This work addresses control-affine nonlinear systems subject to nonholonomic constraints. We propose a novel deterministic feedback control and motion planning framework grounded in denoising diffusion probabilistic models (DDPMs). Methodologically, we introduce a control-oriented time-reversal diffusion mechanism—proving for the first time that controllable driftless nonlinear systems admit exact deterministic feedback laws capable of perfectly inverting the forward diffusion process. We further design constraint-embedded forward noise to eliminate stochastic sampling in the reverse process. Integrating score matching, Lyapunov stability analysis, and nonholonomic modeling, our approach enables analytical construction of control laws while ensuring strict fidelity in density evolution. Evaluated on single-vehicle obstacle avoidance, a 5D drifting system, and a 4D linear system, the method achieves fully deterministic reverse-time trajectories—zero sampling randomness—thereby enhancing interpretability and real-time deployability of the controller.

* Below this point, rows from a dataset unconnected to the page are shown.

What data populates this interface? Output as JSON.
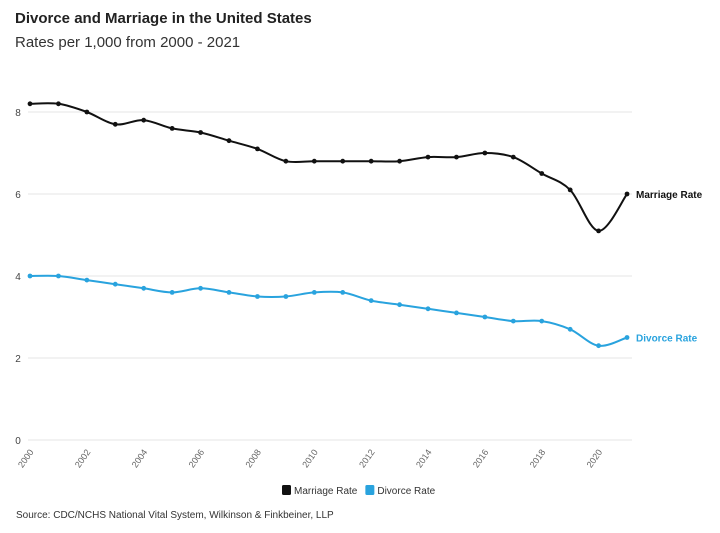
{
  "chart_data": {
    "type": "line",
    "title": "Divorce and Marriage in the United States",
    "subtitle": "Rates per 1,000 from 2000 - 2021",
    "source": "Source: CDC/NCHS National Vital System, Wilkinson & Finkbeiner, LLP",
    "x": [
      2000,
      2001,
      2002,
      2003,
      2004,
      2005,
      2006,
      2007,
      2008,
      2009,
      2010,
      2011,
      2012,
      2013,
      2014,
      2015,
      2016,
      2017,
      2018,
      2019,
      2020,
      2021
    ],
    "x_ticks": [
      "2000",
      "2002",
      "2004",
      "2006",
      "2008",
      "2010",
      "2012",
      "2014",
      "2016",
      "2018",
      "2020"
    ],
    "y_ticks": [
      "0",
      "2",
      "4",
      "6",
      "8"
    ],
    "ylim": [
      0,
      9
    ],
    "grid": true,
    "legend_position": "bottom",
    "series": [
      {
        "name": "Marriage Rate",
        "color": "#111111",
        "values": [
          8.2,
          8.2,
          8.0,
          7.7,
          7.8,
          7.6,
          7.5,
          7.3,
          7.1,
          6.8,
          6.8,
          6.8,
          6.8,
          6.8,
          6.9,
          6.9,
          7.0,
          6.9,
          6.5,
          6.1,
          5.1,
          6.0
        ]
      },
      {
        "name": "Divorce Rate",
        "color": "#29a3de",
        "values": [
          4.0,
          4.0,
          3.9,
          3.8,
          3.7,
          3.6,
          3.7,
          3.6,
          3.5,
          3.5,
          3.6,
          3.6,
          3.4,
          3.3,
          3.2,
          3.1,
          3.0,
          2.9,
          2.9,
          2.7,
          2.3,
          2.5
        ]
      }
    ]
  }
}
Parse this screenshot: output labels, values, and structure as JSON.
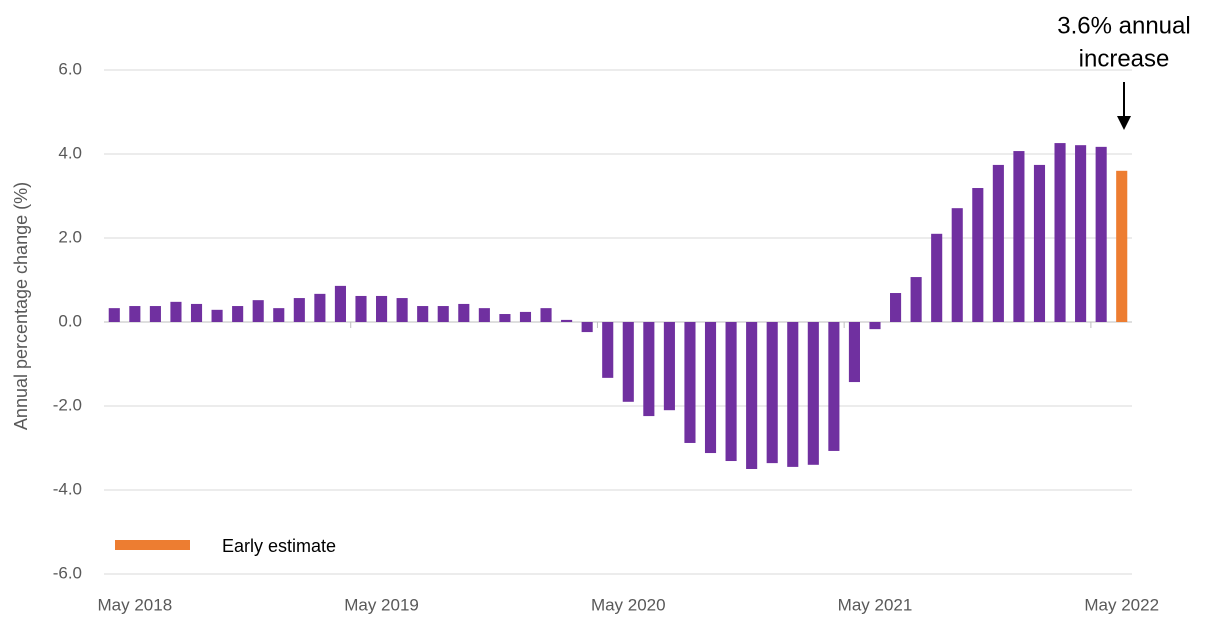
{
  "chart_data": {
    "type": "bar",
    "y_label": "Annual percentage change (%)",
    "annotation": [
      "3.6% annual",
      "increase"
    ],
    "categories": [
      null,
      "May 2018",
      null,
      null,
      null,
      null,
      null,
      null,
      null,
      null,
      null,
      null,
      null,
      "May 2019",
      null,
      null,
      null,
      null,
      null,
      null,
      null,
      null,
      null,
      null,
      null,
      "May 2020",
      null,
      null,
      null,
      null,
      null,
      null,
      null,
      null,
      null,
      null,
      null,
      "May 2021",
      null,
      null,
      null,
      null,
      null,
      null,
      null,
      null,
      null,
      null,
      null,
      "May 2022"
    ],
    "series": [
      {
        "color": "#7030a0",
        "values": [
          0.33,
          0.38,
          0.38,
          0.48,
          0.43,
          0.29,
          0.38,
          0.52,
          0.33,
          0.57,
          0.67,
          0.86,
          0.62,
          0.62,
          0.57,
          0.38,
          0.38,
          0.43,
          0.33,
          0.19,
          0.24,
          0.33,
          0.05,
          -0.24,
          -1.33,
          -1.9,
          -2.24,
          -2.1,
          -2.88,
          -3.12,
          -3.31,
          -3.5,
          -3.36,
          -3.45,
          -3.4,
          -3.07,
          -1.43,
          -0.17,
          0.69,
          1.07,
          2.1,
          2.71,
          3.19,
          3.74,
          4.07,
          3.74,
          4.26,
          4.21,
          4.17,
          null
        ]
      },
      {
        "name": "Early estimate",
        "color": "#ed7d31",
        "values": [
          null,
          null,
          null,
          null,
          null,
          null,
          null,
          null,
          null,
          null,
          null,
          null,
          null,
          null,
          null,
          null,
          null,
          null,
          null,
          null,
          null,
          null,
          null,
          null,
          null,
          null,
          null,
          null,
          null,
          null,
          null,
          null,
          null,
          null,
          null,
          null,
          null,
          null,
          null,
          null,
          null,
          null,
          null,
          null,
          null,
          null,
          null,
          null,
          null,
          3.6
        ]
      }
    ],
    "ylim": [
      -6,
      6
    ],
    "yticks": [
      {
        "value": -6,
        "label": "-6.0"
      },
      {
        "value": -4,
        "label": "-4.0"
      },
      {
        "value": -2,
        "label": "-2.0"
      },
      {
        "value": 0,
        "label": "0.0"
      },
      {
        "value": 2,
        "label": "2.0"
      },
      {
        "value": 4,
        "label": "4.0"
      },
      {
        "value": 6,
        "label": "6.0"
      }
    ],
    "grid": true
  }
}
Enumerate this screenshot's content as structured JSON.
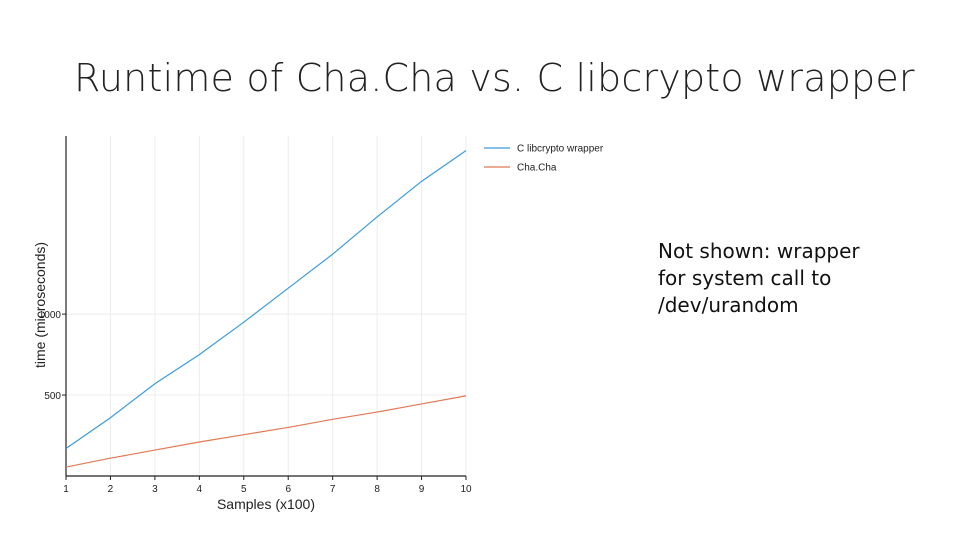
{
  "slide": {
    "title": "Runtime of Cha.Cha vs. C libcrypto wrapper",
    "note_lines": [
      "Not shown: wrapper",
      "for system call to",
      "/dev/urandom"
    ]
  },
  "chart_data": {
    "type": "line",
    "xlabel": "Samples (x100)",
    "ylabel": "time (microseconds)",
    "x": [
      1,
      2,
      3,
      4,
      5,
      6,
      7,
      8,
      9,
      10
    ],
    "xlim": [
      1,
      10
    ],
    "ylim": [
      0,
      2100
    ],
    "yticks": [
      500,
      1000
    ],
    "ytick_labels": [
      "500",
      "1000"
    ],
    "grid": true,
    "legend": "top-right",
    "series": [
      {
        "name": "C libcrypto wrapper",
        "color": "#3a9bdc",
        "values": [
          170,
          360,
          570,
          750,
          950,
          1160,
          1370,
          1600,
          1820,
          2010
        ]
      },
      {
        "name": "Cha.Cha",
        "color": "#e07a55",
        "values": [
          55,
          110,
          160,
          210,
          255,
          300,
          350,
          395,
          445,
          495
        ]
      }
    ]
  }
}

We propose a novel control-theoretic framework that leverages principles from generative modeling -- specifically, Denoising Diffusion Probabilistic Models (DDPMs) -- to stabilize control-affine systems with nonholonomic constraints. Unlike traditional stochastic approaches, which rely on noise-driven dynamics in both forward and reverse processes, our method crucially eliminates the need for noise in the reverse phase, making it particularly relevant for control applications. We introduce two formulations: one where noise perturbs all state dimensions during the forward phase while the control system enforces time reversal deterministically, and another where noise is restricted to the control channels, embedding system constraints directly into the forward process. For controllable nonlinear drift-free systems, we prove that deterministic feedback laws can exactly reverse the forward process, ensuring that the system's probability density evolves correctly without requiring artificial diffusion in the reverse phase. Furthermore, for linear time-invariant systems, we establish a time-reversal result under the second formulation. By eliminating noise in the backward process, our approach provides a more practical alternative to machine learning-based denoising methods, which are unsuitable for control applications due to the presence of stochasticity. We validate our results through numerical simulations on benchmark systems, including a unicycle model in a domain with obstacles, a driftless five-dimensional system, and a four-dimensional linear system, demonstrating the potential for applying diffusion-inspired techniques in linear, nonlinear, and settings with state space constraints.